HISTÓRIA OFICIAL: Declarações de Tarso Genro provocam reações conflitantes de militares e ex-militantes políticos (GL, 17Mai08)
`A Lei da Anistia foi feita para os dois lados`
Presidente do Clube Militar diz que, se acusados de tortura forem julgados, o mesmo deve ocorrer com ex-guerrilheiros
SÃO PAULO. O Clube Militar defendeu ontem que o governo "escancare" os arquivos secretos da ditadura, mostrando também supostos crimes cometidos por membros da cúpula do atual governo que militaram contra o regime. Os militares também avaliaram que, se ocorrer uma reinterpretação da Lei da Anistia, de 1979, deverão ser punidos também acusados de terrorismo e assassinatos na época.
As declarações do general da reserva Gilberto Figueiredo, presidente do Clube, foram uma resposta ao ministro Tarso Genro (Justiça) e ao Ministério Público Federal, que defendeu o julgamento de torturadores e chefes dos órgãos de repressão. Tarso avaliou que a Lei da Anistia, de 1979, não protege os crimes de tortura, prática que também era criminosa durante o regime militar.

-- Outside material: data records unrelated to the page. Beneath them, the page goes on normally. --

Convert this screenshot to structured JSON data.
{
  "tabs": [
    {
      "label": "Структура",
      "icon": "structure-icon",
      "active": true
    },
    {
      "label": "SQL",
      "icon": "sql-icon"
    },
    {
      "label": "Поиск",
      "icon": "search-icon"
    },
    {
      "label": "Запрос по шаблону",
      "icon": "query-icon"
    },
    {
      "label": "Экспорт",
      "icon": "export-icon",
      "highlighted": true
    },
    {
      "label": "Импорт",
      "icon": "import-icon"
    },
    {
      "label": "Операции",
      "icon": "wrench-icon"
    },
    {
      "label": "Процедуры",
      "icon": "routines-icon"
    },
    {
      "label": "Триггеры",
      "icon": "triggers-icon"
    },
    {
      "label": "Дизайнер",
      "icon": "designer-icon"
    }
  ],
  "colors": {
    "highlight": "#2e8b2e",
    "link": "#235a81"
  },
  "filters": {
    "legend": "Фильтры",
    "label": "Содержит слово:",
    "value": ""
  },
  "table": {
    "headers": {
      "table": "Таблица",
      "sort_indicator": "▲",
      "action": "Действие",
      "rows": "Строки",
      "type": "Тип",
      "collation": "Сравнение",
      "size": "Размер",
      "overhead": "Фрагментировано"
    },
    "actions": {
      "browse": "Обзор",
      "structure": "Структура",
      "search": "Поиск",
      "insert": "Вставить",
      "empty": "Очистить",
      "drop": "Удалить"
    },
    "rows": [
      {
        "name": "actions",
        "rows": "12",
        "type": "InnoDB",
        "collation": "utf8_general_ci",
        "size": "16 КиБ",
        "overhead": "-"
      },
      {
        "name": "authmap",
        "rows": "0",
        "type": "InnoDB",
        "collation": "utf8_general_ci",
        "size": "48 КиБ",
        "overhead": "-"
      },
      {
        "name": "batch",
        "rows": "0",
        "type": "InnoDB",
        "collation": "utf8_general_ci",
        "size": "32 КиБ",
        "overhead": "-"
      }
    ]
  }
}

- Alguns colegas de governo do ministro também cometeram crimes hediondos durante o regime. A Lei da Anistia foi feita para os dois lados e é um assunto superado. Agora, se houver uma revisão, ela terá que valer para os dois lados - disse o general da reserva.
Figueiredo afirmou ainda que a abertura dos arquivos secretos do regime não encontra mais resistências entre os militares:
- Não sei por que não abrem os arquivos. É preciso abrir, sim, escancarar tudo. Tenho conversado com outros militares e não vemos motivos para não escancará-los. Mas é preciso escancarar tudo mesmo, porque quando isso for feito, os militares serão os menos atingidos. Se abrir, quem mais terá a perder são os do outro lado, que cometeram assassinatos, terrorismo e muitos crimes. E muitos estão no governo - disse o presidente do Clube, depois de frisar que o ministro fez tais declarações para desviar o foco das atenções de outros problemas do governo, como os conflitos em Raposa Serra do Sol e o caso do dossiê da Casa Civil.
Especialista diz que momento é de reavaliação
`Quando documentos vierem à tona, trarão muitas dores`
SÃO PAULO. A estabilidade jurídica que paira no Brasil em torno da Lei da Anistia, desde 1979, está em xeque, segundo avaliação do professor Eliezer Rizzo de Oliveira, especialista em Forças Armadas e pesquisador do Núcleo de Estudos Estratégicos da Unicamp (Universidade Estadual de Campinas). Segundo ele, configura-se um novo quadro na História, depois da transição política do pós-ditadura militar.
- A estabilidade em torno do assunto está realmente em questão pela primeira vez, porque está sendo colocada por poderes estabelecidos. São declarações de pelo menos três ministros (Tarso Genro, da Justiça, Paulo Vannuchi, dos Direitos Humanos e Nelson Jobim, da Defesa e ex-presidente do STF) e agora do Ministério Público.
Para o especialista, está evidente que a interpretação da Lei da Anistia será contestada nos tribunais por ambas as partes: civis e militares.
- Nunca foram registradas tantas iniciativas - disse, lembrando que há dois processos que pedem o reconhecimento de torturadores.
E defendeu a abertura:
- Pessoalmente sou defensor da abertura dos arquivos, pois temos direito à nossa própria história. Talvez o momento seja propício, pois há mais maturidade política e as Forças Armadas não chegam a significar impedimento, pois têm boa relação com a democracia.
Para o especialista, civis e militares precisam refletir sobre as mudanças em questão:
- Quando os documentos vierem à tona, trarão muitas dores. Tanto para os fardados quanto para os civis.